You start by creating an AWS account and configuring the Jupyter notebook to work with the creation of the EC2 virtual machine. Spark configuration is also performed.

The course progresses with an introduction to Apache Spark. The transformations that allow data to be carried out in a distributed manner such as filters, groupings or mappings are detailed.

Next, the use of SparkSQL is taught through commands similar to those of relational databases such as aggregations and filters. This allows data to be processed in a distributed way in a very simple way using natural language.

Finally, MLlib is introduced, a Spark component that allows performing statistical techniques on a distributed data set.

Course time : 4.5 hours

Devices : computer, mobile phones and TV

Warranty : 30 days

Language : Spanish

Completion Certification

1. Learn about Big Data and parallel/distributed computing

2. Using SparkSQL and dataframe objects with pyspark

3. Use of the MLlib library to create statistical models

1. Introduction to Big Data and Spark

2. Setting up Spark on AWS

3. Introduction to lambda expressions, transformations and actions

4. Importance of RDDs and key-value

5. Optimization improvement with cache and data persistence

6. Explanation and use of dataframes in SparkSQL

7. Explanation and examples of the use of the MLlib component

In general, the students who have taken the course are happy with the training received.
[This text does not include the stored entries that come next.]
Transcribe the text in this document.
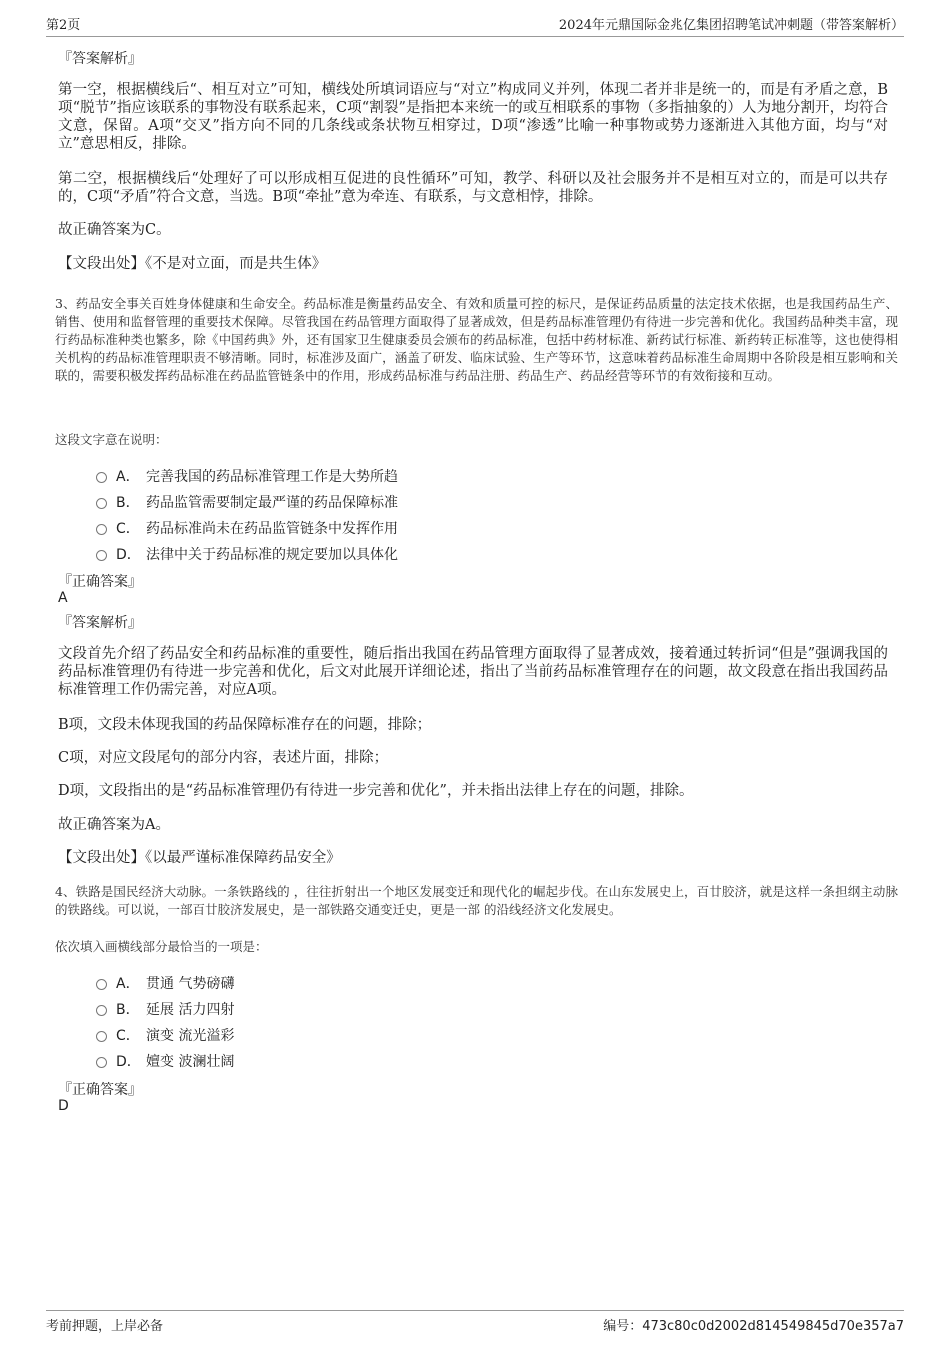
第2页	2024年元鼎国际金兆亿集团招聘笔试冲刺题（带答案解析）

『答案解析』

第一空，根据横线后“、相互对立”可知，横线处所填词语应与“对立”构成同义并列，体现二者并非是统一的，而是有矛盾之意，B项“脱节”指应该联系的事物没有联系起来，C项“割裂”是指把本来统一的或互相联系的事物（多指抽象的）人为地分割开，均符合文意，保留。A项“交叉”指方向不同的几条线或条状物互相穿过，D项“渗透”比喻一种事物或势力逐渐进入其他方面，均与“对立”意思相反，排除。

第二空，根据横线后“处理好了可以形成相互促进的良性循环”可知，教学、科研以及社会服务并不是相互对立的，而是可以共存的，C项“矛盾”符合文意，当选。B项“牵扯”意为牵连、有联系，与文意相悖，排除。

故正确答案为C。

【文段出处】《不是对立面，而是共生体》

3、药品安全事关百姓身体健康和生命安全。药品标准是衡量药品安全、有效和质量可控的标尺，是保证药品质量的法定技术依据，也是我国药品生产、销售、使用和监督管理的重要技术保障。尽管我国在药品管理方面取得了显著成效，但是药品标准管理仍有待进一步完善和优化。我国药品种类丰富，现行药品标准种类也繁多，除《中国药典》外，还有国家卫生健康委员会颁布的药品标准，包括中药材标准、新药试行标准、新药转正标准等，这也使得相关机构的药品标准管理职责不够清晰。同时，标准涉及面广，涵盖了研发、临床试验、生产等环节，这意味着药品标准生命周期中各阶段是相互影响和关联的，需要积极发挥药品标准在药品监管链条中的作用，形成药品标准与药品注册、药品生产、药品经营等环节的有效衔接和互动。

这段文字意在说明：

A． 完善我国的药品标准管理工作是大势所趋
B． 药品监管需要制定最严谨的药品保障标准
C． 药品标准尚未在药品监管链条中发挥作用
D． 法律中关于药品标准的规定要加以具体化

『正确答案』

A

『答案解析』

文段首先介绍了药品安全和药品标准的重要性，随后指出我国在药品管理方面取得了显著成效，接着通过转折词“但是”强调我国的药品标准管理仍有待进一步完善和优化，后文对此展开详细论述，指出了当前药品标准管理存在的问题，故文段意在指出我国药品标准管理工作仍需完善，对应A项。

B项，文段未体现我国的药品保障标准存在的问题，排除；

C项，对应文段尾句的部分内容，表述片面，排除；

D项，文段指出的是“药品标准管理仍有待进一步完善和优化”，并未指出法律上存在的问题，排除。

故正确答案为A。

【文段出处】《以最严谨标准保障药品安全》

4、铁路是国民经济大动脉。一条铁路线的 ，往往折射出一个地区发展变迁和现代化的崛起步伐。在山东发展史上，百廿胶济，就是这样一条担纲主动脉的铁路线。可以说，一部百廿胶济发展史，是一部铁路交通变迁史，更是一部 的沿线经济文化发展史。

依次填入画横线部分最恰当的一项是：

A． 贯通 气势磅礴
B． 延展 活力四射
C． 演变 流光溢彩
D． 嬗变 波澜壮阔

『正确答案』

D

考前押题，上岸必备	编号：473c80c0d2002d814549845d70e357a7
They highlight that it is designed for people who have just started in the world of Big Data since the basic concepts are detailed.

It is based mostly on practice, although some people mention that it would be interesting to add a little more theory in the initial part of the course.
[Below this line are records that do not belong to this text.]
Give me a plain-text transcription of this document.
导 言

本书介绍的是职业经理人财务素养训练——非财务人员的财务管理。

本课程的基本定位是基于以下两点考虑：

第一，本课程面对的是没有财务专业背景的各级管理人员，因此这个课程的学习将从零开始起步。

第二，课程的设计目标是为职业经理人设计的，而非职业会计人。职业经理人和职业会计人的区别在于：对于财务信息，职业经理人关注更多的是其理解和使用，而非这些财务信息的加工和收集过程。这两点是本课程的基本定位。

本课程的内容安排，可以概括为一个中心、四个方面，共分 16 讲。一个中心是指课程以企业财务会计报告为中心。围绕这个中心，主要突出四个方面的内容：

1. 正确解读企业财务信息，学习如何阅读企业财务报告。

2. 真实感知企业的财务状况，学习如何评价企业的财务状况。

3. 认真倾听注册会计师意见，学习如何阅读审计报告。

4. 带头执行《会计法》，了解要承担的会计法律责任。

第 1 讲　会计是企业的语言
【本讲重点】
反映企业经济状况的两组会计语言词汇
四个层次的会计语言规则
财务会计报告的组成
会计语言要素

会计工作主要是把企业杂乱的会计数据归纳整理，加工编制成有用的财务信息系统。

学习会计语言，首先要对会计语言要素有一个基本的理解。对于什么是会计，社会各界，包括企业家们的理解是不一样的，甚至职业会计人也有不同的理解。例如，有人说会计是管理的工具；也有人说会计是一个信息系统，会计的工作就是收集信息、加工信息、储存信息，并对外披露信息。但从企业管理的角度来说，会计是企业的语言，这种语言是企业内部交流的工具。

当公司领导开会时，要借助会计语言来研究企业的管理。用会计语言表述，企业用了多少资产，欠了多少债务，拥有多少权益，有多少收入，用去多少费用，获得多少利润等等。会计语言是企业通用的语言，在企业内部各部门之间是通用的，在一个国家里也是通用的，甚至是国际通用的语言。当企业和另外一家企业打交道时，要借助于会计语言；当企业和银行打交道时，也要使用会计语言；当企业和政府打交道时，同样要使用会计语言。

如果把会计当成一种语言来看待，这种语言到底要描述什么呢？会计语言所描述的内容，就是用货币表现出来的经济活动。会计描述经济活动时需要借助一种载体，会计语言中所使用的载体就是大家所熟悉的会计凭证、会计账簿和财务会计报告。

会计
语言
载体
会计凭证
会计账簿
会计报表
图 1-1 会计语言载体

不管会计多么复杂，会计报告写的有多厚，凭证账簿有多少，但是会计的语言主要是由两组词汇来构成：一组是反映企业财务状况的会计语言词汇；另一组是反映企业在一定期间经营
The introduction section to the Spark machine learning library, MLlib, could be extended since it only includes an example of use with linear regression when said library includes clustering models, decision trees, among others.
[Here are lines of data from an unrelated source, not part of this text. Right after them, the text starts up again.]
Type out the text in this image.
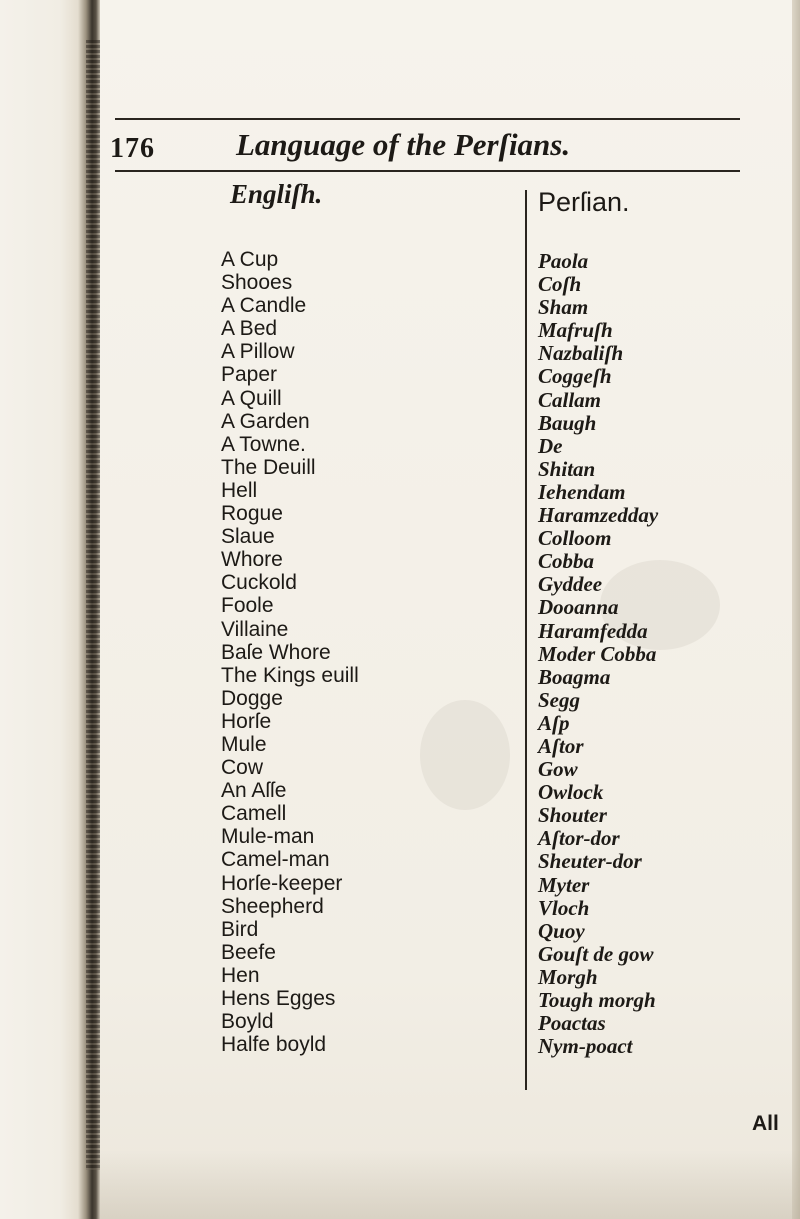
176	Language of the Perſians.
Engliſh.	Perſian.
A Cup
Shooes
A Candle
A Bed
A Pillow
Paper
A Quill
A Garden
A Towne.
The Deuill
Hell
Rogue
Slaue
Whore
Cuckold
Foole
Villaine
Baſe Whore
The Kings euill
Dogge
Horſe
Mule
Cow
An Aſſe
Camell
Mule-man
Camel-man
Horſe-keeper
Sheepherd
Bird
Beefe
Hen
Hens Egges
Boyld
Halfe boyld
Paola
Coſh
Sham
Mafruſh
Nazbaliſh
Coggeſh
Callam
Baugh
De
Shitan
Iehendam
Haramzedday
Colloom
Cobba
Gyddee
Dooanna
Haramfedda
Moder Cobba
Boagma
Segg
Aſp
Aſtor
Gow
Owlock
Shouter
Aſtor-dor
Sheuter-dor
Myter
Vloch
Quoy
Gouſt de gow
Morgh
Tough morgh
Poactas
Nym-poact
All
Big Data course with Hadoop and Spark from scratch

This is a complete course that explains how to use Hadoop and different components of its ecosystem such as Spark, Sqoop, Pig or Flume, providing an extensive introduction to the technologies used in the Big Data sector.

The student will learn how to configure the Big Data application ecosystem in a virtualized Cloudera cluster. It is advisable to know the basics of the Java programming language since all these frameworks are written in said language.

Course time: 4.5 hours

Devices : computer, mobile phones and TV

Warranty : 30 days

Language : Spanish

Completion Certification

1. Learn the basics of the main tools used in the world of data

2. Create Big Data applications by combining different big data technologies such as Spark or Hive

3. Processing large amounts of information with MapReduce

4. Be able to process and manipulate data stored in a distributed file system using Spark

5. Introduction to the YARN (Yet Another Resource Negotiator) resource manager

6. Learn to store data in the Hadoop distributed file system (HDFS)

1. Learn to store data in the Hadoop distributed file system (HDFS)

2. Manage data via HDFS

3. Data processing with MapReduce operations

4. Data query with Hive

5. Master data flows with Apache Flume

6. Data processing with Apache Pig

7. Real-time data processing with Spark Streaming

This is a course where more than 1000 students have participated to date. They highlight that the teacher goes directly to the point, explaining the most important things about each technology, perfect for having a global vision of the Big Data architecture.

The teacher introduces the Hadoop system to the Cloudera distribution with a special focus on Spark. Some students mention that some more practical examples would be necessary.

It is important to dedicate time to assimilate the programming scripts delivered by the teacher to ensure that you assimilate the taught syllabus as much as possible.